Why supervision matters when values are activated
This is exactly the sort of issue that belongs in supervision.
When a client’s values stir something strong in us, we need somewhere to think carefully about what is happening. What belongs to the client? What belongs to us? What belongs to the wider culture or political climate? And what belongs to the relationship that is forming between us?
Sometimes the client’s views touch directly on the therapist’s own lived experience. Sometimes they connect with earlier wounds, moral distress, or a sense of threat. Sometimes the difficulty is not the content alone, but the way it affects the working alliance.
All of that needs reflection.
Without that space, it is too easy for our reactions to leak into the work. Not necessarily in obvious ways, but in subtle ones: a cooling of warmth, less patience, less openness, a wish to move the client away from difficult material, or a growing sense that we are no longer truly alongside them.
There may be times when personal therapy is important too. Not because therapists should be endlessly untroubled, but because our reactions deserve somewhere safe to be understood.
When limits need to be recognised
I do not think good therapy means being able to work with absolutely anyone, under any circumstances, no matter what is happening in the room.
There are times when a therapist’s capacity to remain open, respectful and genuinely useful may be compromised. There may also be situations where the therapist feels unsafe, where the client’s way of expressing their views becomes harmful, or where the therapeutic frame is no longer holding well enough for meaningful work to continue.
I think it is better to recognise that honestly than to pretend to have unlimited capacity.
There can be pressure in our profession to sound endlessly spacious, as though mature practice means being able to sit calmly with everything. I do not believe that. I think mature practice also includes knowing where our edges are, and taking responsibility for them.
That does not mean ending work lightly, or simply because a client thinks differently from us. It does mean being honest when the relationship is becoming strained in ways that supervision cannot repair, or when our own presence is no longer as clear and trustworthy as it needs to be.
Different values in therapy require reflection, not perfection
There is no perfect formula for working with different values in therapy.

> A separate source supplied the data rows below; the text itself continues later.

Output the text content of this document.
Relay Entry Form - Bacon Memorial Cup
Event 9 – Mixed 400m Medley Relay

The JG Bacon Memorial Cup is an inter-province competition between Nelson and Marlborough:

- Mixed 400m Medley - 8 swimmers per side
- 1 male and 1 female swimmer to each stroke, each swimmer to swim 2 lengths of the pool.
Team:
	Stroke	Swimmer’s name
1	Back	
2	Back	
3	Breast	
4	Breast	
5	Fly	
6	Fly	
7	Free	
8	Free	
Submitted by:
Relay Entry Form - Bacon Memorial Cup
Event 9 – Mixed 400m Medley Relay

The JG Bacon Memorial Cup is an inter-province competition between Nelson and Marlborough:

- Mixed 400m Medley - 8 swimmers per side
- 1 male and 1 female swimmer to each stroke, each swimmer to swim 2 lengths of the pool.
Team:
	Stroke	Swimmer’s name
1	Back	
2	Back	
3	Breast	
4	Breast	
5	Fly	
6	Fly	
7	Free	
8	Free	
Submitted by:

What matters, I think, is whether we can reflect honestly on our own responses and stay in touch with the relationship. We do not need to agree with clients in order to work with them. Understanding is not the same as endorsement. Curiosity is not the same as collusion. And keeping our own views private does not automatically make us neutral.
In the end, the question is not whether difference will appear in therapy. It will. The question is whether we can meet that difference in a way that is ethical, relational and thoughtful.
For me, that is the heart of the work.
Different values in therapy will sometimes stretch us. They may expose our assumptions, our limits, our humanity and our blind spots. Good practice is not about being untouched by that. It is about being trustworthy with it.